More Americans are clamoring for change in the upcoming 2016 presidential election than they were in the "Hope and Change" year of 2008, according to a new NBC News/Wall Street Journal poll....The poll says that 59% want a president "who will bring greater changes to the current policies," while 38% want "a more experienced and tested person even if he or she brings fewer changes to the current policies."
In the poll, 59 percent of all voters prefer a candidate who will bring greater changes to current policies, even if he or she is less experienced and tested -- up from 55 percent who said this in July 2008 during the general-election contest between Barack Obama and John McCain.
But do you know when people really wanted change? In the summer of 1988, according to an NBC/Wall Street Journal poll:
Poll respondents said by a 2-to-1 margin that it is time for the nation to change direction rather than follow the course set by President Reagan.Poll respondents also, at the time, favored Michael Dukakis by 15 points over George H.W. Bush.
We know how that one turned out.
And no, I don't think it's because Reagan said, at the 1988 convention as he was passing the torch to Bush, "And now we hear talk that it's time for a change. Well, ladies and gentlemen, another friendly reminder: We are the change." I think it's because voters offer opinions when pollsters ask them to, but those opinions aren't necessarily what motivates their votes. Bush turned the '88 election around by successfully painting Michael Dukakis as a freakish liberal traitor to all that's pure and decent in America, a flag-disdaining, criminal-coddling, military-averse New England egghead who wasn't fit to be around decent people. Maybe voters thought they wanted change for most of 1988, but by the time Bush's thuggish campaign got through with Dukakis, what voters wanted most was to drive Dukakis from public life.

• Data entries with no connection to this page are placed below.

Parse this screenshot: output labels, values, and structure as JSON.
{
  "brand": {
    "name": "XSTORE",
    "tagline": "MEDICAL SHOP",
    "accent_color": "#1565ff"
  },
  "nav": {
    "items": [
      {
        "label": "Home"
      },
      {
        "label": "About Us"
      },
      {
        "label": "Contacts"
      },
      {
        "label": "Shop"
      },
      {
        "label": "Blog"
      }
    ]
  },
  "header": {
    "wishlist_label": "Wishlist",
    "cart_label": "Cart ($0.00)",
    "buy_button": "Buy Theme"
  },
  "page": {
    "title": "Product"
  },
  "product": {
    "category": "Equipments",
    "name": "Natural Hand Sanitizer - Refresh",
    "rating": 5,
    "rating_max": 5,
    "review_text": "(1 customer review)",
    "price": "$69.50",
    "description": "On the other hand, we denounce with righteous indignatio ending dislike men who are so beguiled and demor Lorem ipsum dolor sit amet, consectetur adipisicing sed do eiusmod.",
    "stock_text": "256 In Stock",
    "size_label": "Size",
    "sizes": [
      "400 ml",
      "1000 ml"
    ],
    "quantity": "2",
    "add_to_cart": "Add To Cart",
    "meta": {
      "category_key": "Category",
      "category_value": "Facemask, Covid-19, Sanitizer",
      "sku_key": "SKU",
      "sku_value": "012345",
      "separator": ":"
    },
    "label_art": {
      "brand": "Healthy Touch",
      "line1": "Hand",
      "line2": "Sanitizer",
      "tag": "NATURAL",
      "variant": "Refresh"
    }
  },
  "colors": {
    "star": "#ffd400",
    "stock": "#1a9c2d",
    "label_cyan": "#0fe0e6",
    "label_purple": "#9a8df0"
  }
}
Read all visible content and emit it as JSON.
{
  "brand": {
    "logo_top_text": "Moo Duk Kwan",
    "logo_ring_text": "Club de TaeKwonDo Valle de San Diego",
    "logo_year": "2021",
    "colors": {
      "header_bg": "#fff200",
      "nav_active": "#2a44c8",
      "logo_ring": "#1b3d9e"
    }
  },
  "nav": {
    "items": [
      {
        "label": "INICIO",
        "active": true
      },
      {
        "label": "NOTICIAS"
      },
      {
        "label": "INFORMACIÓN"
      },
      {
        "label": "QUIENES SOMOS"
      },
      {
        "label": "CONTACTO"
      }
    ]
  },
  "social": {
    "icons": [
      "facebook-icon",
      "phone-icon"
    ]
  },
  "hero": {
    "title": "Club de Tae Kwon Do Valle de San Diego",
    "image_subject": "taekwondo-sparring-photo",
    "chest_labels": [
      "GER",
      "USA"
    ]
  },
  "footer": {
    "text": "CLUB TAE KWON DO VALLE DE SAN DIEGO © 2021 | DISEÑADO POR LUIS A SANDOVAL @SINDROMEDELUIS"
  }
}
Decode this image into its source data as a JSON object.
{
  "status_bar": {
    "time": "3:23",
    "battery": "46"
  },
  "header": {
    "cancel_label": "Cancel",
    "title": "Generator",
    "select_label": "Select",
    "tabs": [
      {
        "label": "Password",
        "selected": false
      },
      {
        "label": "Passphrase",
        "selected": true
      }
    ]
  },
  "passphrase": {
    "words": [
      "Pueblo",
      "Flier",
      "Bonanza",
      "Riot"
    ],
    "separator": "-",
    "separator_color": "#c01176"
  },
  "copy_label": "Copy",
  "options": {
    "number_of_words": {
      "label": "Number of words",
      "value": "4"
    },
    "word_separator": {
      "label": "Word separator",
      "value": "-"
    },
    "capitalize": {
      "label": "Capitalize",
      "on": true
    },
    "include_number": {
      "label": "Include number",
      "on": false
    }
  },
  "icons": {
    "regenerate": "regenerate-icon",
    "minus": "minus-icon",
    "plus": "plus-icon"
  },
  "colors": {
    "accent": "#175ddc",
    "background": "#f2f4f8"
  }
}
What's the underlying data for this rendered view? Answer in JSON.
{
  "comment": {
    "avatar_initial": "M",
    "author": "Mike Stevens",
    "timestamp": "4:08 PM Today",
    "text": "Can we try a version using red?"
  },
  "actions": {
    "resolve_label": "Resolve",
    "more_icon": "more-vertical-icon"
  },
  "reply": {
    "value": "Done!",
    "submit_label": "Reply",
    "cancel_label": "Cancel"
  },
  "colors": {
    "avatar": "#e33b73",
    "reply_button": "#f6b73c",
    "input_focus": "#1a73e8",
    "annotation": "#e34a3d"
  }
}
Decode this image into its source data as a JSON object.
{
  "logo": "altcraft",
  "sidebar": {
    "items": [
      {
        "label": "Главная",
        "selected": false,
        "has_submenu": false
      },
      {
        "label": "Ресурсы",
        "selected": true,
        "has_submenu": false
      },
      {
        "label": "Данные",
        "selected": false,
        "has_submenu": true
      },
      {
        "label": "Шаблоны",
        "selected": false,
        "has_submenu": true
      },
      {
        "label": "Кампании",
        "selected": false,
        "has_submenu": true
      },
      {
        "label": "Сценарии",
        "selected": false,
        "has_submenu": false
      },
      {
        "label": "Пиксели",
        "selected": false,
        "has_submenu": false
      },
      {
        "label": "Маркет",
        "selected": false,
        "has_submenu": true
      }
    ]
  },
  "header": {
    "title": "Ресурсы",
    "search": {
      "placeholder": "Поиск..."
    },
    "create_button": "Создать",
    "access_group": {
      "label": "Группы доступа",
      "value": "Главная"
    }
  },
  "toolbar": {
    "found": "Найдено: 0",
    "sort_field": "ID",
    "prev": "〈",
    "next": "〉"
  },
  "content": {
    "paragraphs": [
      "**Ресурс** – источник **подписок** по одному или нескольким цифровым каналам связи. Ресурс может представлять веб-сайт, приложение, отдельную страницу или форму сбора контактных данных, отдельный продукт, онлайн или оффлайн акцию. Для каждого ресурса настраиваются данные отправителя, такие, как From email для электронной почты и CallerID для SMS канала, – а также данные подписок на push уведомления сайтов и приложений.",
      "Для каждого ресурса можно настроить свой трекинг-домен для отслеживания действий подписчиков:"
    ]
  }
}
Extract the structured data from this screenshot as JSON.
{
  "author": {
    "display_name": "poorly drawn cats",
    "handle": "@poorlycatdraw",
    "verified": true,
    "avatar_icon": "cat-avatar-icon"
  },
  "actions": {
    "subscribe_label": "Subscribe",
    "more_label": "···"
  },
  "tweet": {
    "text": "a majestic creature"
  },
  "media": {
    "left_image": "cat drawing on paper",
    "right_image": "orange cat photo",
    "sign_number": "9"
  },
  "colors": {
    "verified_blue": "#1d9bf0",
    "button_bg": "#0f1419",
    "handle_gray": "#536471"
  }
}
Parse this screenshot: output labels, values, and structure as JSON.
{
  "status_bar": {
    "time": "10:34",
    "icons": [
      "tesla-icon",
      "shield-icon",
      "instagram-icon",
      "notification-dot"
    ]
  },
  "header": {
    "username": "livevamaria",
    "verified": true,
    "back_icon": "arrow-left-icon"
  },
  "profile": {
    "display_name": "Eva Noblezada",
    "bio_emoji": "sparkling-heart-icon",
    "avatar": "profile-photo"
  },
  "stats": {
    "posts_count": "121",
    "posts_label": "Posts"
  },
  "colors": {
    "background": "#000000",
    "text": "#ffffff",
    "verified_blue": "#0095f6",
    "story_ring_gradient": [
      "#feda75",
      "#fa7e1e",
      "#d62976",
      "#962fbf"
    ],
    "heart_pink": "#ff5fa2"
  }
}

That's how elections go in America -- campaign narratives decide what voters care about, not preexisting ways of categorizing candidates. It's quite possible that voters will tell pollsters that they want change and then pick Hillary Clinton and Jeb Bush as the parties' candidates. It's also quite possible that Hillary and Scott Walker will get the nominations, yet voters who say now that they want change even if it means a less experienced president will vote for Hillary anyway. We don't know what will matter to voters. It might be change. But it could be anything.